Crise irano-américaine: la science de la décision
Vendredi dernier, l’armée américaine a tué, à Bagdad, le général iranien Qassem Soleimani sous l’ordre du président Donald Trump. Le geste, d’une telle gravité qu’il s’apparente à un acte de guerre, aura certainement des conséquences majeures pour la région, sinon pour le monde.
Mais alors que les Américains attendent avec anxiété (ou excitation) de voir s’il y aura une escalade funeste des ripostes et des contre-ripostes, la dernière étant l’envoi d’une douzaine de missiles sur deux bases abritant des soldats américains en Irak, plusieurs se demandent comment le commandant en chef en est venu à choisir une option aussi risquée, soit de viser un général. À en croire le New York Times, les plus stupéfaits sont les militaires eux-mêmes. Et pourtant, ce sont eux qui ont proposé l’option ! Aussi pouvons-nous nous étonner qu’ils soient étonnés, non ?
Il existe toute une science de la décision. Décider est au cœur du métier des gestionnaires. Plus que tout autre aspect de leur métier, il s’agit de l’outil le plus puissant et immédiat pour qu’ils exercent leur autorité. Aussi, cette science cherche à mettre en lumière les facteurs qui contribuent à une bonne prise de décision, mais aussi les freins.
À cet égard, le Prix Nobel d’économie Daniel Kahneman fait figure de proue pour avoir démontré que l’humain est, la plupart du temps, irrationnel. Ses recherches ont mis en relief les biais cognitifs qui sont autant de grains de sable dans un engrenage qui se voudrait autrement purement logique. Ces biais faussent ainsi la donne lorsque vient le temps de peser les différentes options.
Postulat erroné
Mais voilà, cette science repose souvent sur le postulat que toutes les options sont sur la table et qu’il est possible d’en évaluer le pour et le contre, méthode popularisée par Benjamin Franklin il y a plus de 250 ans. Or, rien n’est moins vrai, en particulier en politique.
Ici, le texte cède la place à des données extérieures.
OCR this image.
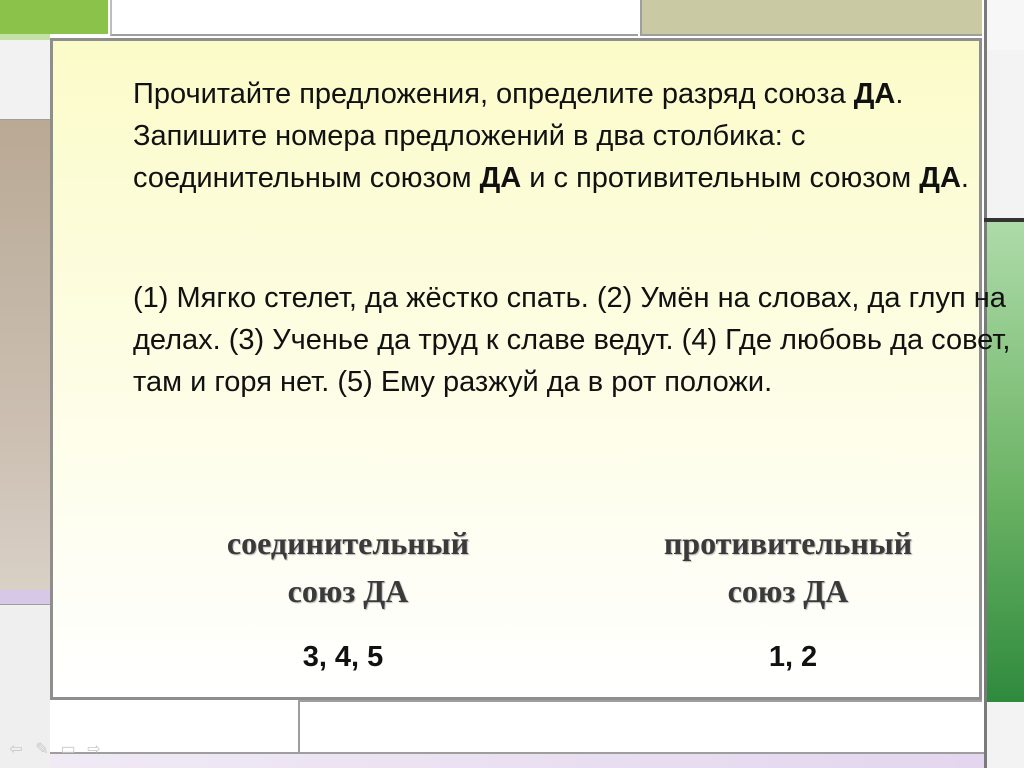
Прочитайте предложения, определите разряд союза ДА. Запишите номера предложений в два столбика: с соединительным союзом ДА и с противительным союзом ДА.
(1) Мягко стелет, да жёстко спать. (2) Умён на словах, да глуп на делах. (3) Ученье да труд к славе ведут. (4) Где любовь да совет, там и горя нет. (5) Ему разжуй да в рот положи.
соединительный
союз ДА
противительный
союз ДА
3, 4, 5	1, 2
⇦ ✎ ▭ ⇨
Alors qu’ils font campagne, les candidats brassent les idées avec une panoplie de gens, la plupart bénévoles, allant de membres de partis politiques à des citoyens engagés et soucieux de contribuer à la construction d’une vision et d’un programme. Au pouvoir, ce sont les fonctionnaires qui deviennent les interlocuteurs principaux, étant ceux qui sont responsables de l’exécution du travail.
Or, il arrive souvent que « la machine » aiguillonne le décideur vers l’option qu’elle privilégie. Comment ? En truquant le processus décisionnel par un « faux choix ».
On offre un nombre limité de « bonnes » options entourées d’options tellement bancales, voire ridicules, qu’il est impensable qu’elles soient sélectionnées. Comme le stipule la Constitution, le président des États-Unis est le commandant en chef des forces armées. Mais n’étant pas lui-même un militaire d’expérience, et donc ne possédant que des connaissances limitées sur les réalités complexes de l’art de la guerre, il est de coutume de lui présenter un menu d’options lorsqu’une décision est attendue. La semaine dernière, l’une de ces options était d’assassiner Qassem Soleimani, acte tellement inusité que la dernière fois que l’armée américaine a exercé une telle option remonte à 1943 lors de l’assassinat de l’amiral japonais Isoroku Yamamoto. Et pourtant, le choix figurerait bel et bien sur le « menu » présenté au président.
La politique, ici, se joue sur une trame bien moins dramatique. Nous aurions cependant tout avantage à réfléchir davantage sur les processus menant à la prise de décision politique.
Deux leviers À cet égard, deux leviers devraient être actionnés. Le premier est la qualité de l’information sur laquelle on prend des décisions majeures. Nous devrions mieux financer les think tanks d’ici et autres outils qui permettent d’approfondir notre compréhension et les meilleures pratiques sur les sujets importants. Le second est la qualité du personnel politique, dont la principale fonction est de s’assurer de la qualité du processus décisionnel. Ce métier, ingrat et mal payé, est de moins en moins attrayant, en particulier depuis qu’on interdit à ceux qui le quittent de travailler dans leur principal champ d’expertise pour une période d’un an.
Ces deux leviers ne nous mettront pas à l’abri des mauvaises décisions publiques dont celle de nos voisins du Sud. Mais tout de même, améliorer le processus décisionnel ne pourrait qu’être bénéfique pour l’avenir de notre société.